Results from the trial were presented at a conference of the International Society for Optics and Phototonics in February 2019.

Peterson began researching pressure ulcers during his doctoral studies at the University of Florida more than a decade ago. He eventually earned a Department of Defense research award to experiment with the computer-based pressure ulcer monitoring system.

Peterson and his team hope to expand on this research if the evaluation and feasibility studies go as expected. Successful testing of the instrument in a clinical setting means it will likely be available for use in VA spinal cord injury clinics, he says.

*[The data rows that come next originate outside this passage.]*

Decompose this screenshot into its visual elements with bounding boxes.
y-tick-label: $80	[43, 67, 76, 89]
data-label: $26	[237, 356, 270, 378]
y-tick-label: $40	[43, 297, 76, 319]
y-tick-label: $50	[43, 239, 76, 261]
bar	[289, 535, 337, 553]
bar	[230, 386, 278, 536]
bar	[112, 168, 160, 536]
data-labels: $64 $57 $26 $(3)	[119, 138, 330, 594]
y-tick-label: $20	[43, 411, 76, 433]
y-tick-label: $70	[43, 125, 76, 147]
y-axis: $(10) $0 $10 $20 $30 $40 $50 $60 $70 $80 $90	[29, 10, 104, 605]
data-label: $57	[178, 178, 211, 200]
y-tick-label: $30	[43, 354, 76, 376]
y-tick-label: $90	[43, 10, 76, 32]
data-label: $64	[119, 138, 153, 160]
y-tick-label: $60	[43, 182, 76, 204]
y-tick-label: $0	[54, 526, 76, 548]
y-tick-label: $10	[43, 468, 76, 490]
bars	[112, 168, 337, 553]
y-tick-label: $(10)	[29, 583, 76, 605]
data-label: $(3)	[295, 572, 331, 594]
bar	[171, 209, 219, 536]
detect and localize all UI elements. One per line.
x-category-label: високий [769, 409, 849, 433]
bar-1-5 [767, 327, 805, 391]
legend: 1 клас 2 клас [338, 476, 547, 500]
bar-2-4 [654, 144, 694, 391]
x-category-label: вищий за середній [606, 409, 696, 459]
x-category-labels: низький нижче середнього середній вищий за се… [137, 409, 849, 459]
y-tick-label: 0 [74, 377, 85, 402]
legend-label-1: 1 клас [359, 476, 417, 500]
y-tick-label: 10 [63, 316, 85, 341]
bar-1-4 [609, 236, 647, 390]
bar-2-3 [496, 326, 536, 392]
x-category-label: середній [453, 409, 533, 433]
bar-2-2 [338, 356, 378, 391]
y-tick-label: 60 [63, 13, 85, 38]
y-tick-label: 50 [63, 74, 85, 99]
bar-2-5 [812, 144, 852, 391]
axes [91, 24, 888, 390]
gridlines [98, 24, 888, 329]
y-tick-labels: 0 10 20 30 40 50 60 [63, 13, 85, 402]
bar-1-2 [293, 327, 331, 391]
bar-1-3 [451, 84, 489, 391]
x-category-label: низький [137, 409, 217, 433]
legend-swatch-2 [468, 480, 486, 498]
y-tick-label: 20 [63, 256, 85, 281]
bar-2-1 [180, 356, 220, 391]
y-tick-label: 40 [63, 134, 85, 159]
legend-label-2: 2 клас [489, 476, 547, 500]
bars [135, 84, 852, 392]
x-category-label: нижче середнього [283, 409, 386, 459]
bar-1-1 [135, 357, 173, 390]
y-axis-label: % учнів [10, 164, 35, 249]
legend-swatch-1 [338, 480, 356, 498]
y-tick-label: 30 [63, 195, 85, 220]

“Getting the system implemented in VA is the goal, so it can benefit all Veterans with spinal cord injury,” he says. “Also, we believe our system could be readily applied in the general population, not just people with spinal cord injury. Furthermore, we’d like to ultimately make this system available to lay providers, not only clinicians, for use in a home care setting. More research is needed to evaluate the clinical effectiveness of this tool for pressure ulcer monitoring, along with continuous improvement of the technology. We have more work to do.”

What’s the best way to treat a pressure ulcer? It’s a complex question, with a series of options that are dependent on the size and severity of the wound.

Dr. Linda Cowan, a nurse researcher and pressure ulcer expert at the James A. Haley Veterans’ Hospital in Tampa, Florida, is a co-investigator on Dr. Matthew Peterson’s work to develop a computer-based pressure ulcer measurement system (see main story). She explained how pressure ulcers are treated:

  • In a stage 1 pressure ulcer, the skin is intact. No topical treatment is needed unless the clinicians decide to use silicone dressings for additional padding. A specialty mattress or overlay may be used to help redistribute the pressure of the wound.
  • A stage 2 pressure ulcer is a partial thickness wound that extends into the skin’s first two layers, creating superficial skin loss. A hydrocolloid, an opaque or transparent dressing for a wound; a silicone border dressing; or a skin barrier cream are often used for a wound of this size.
  • Stage 3 and 4 pressure ulcers are full-thickness wounds that extend past the skin’s top two layers and into fat and muscle. Some may goll the way to the bone. The wound defects must be filled, and management of the moisture drainage is needed. Fillers include wound gels, gauze, alginates, foam, and hydrofibers. This type of wound also requires a protectant for the surrounding skin and a cover dressing like a bordered gauze or a hydrocolloid. The pressure ulcer may also be treated with ultrasound therapy, electric muscle stimulation, or a wound vacuum, which may help the injury heal quicker by draining excess fluid. The dressing frequency can range from twice a day to once every three days.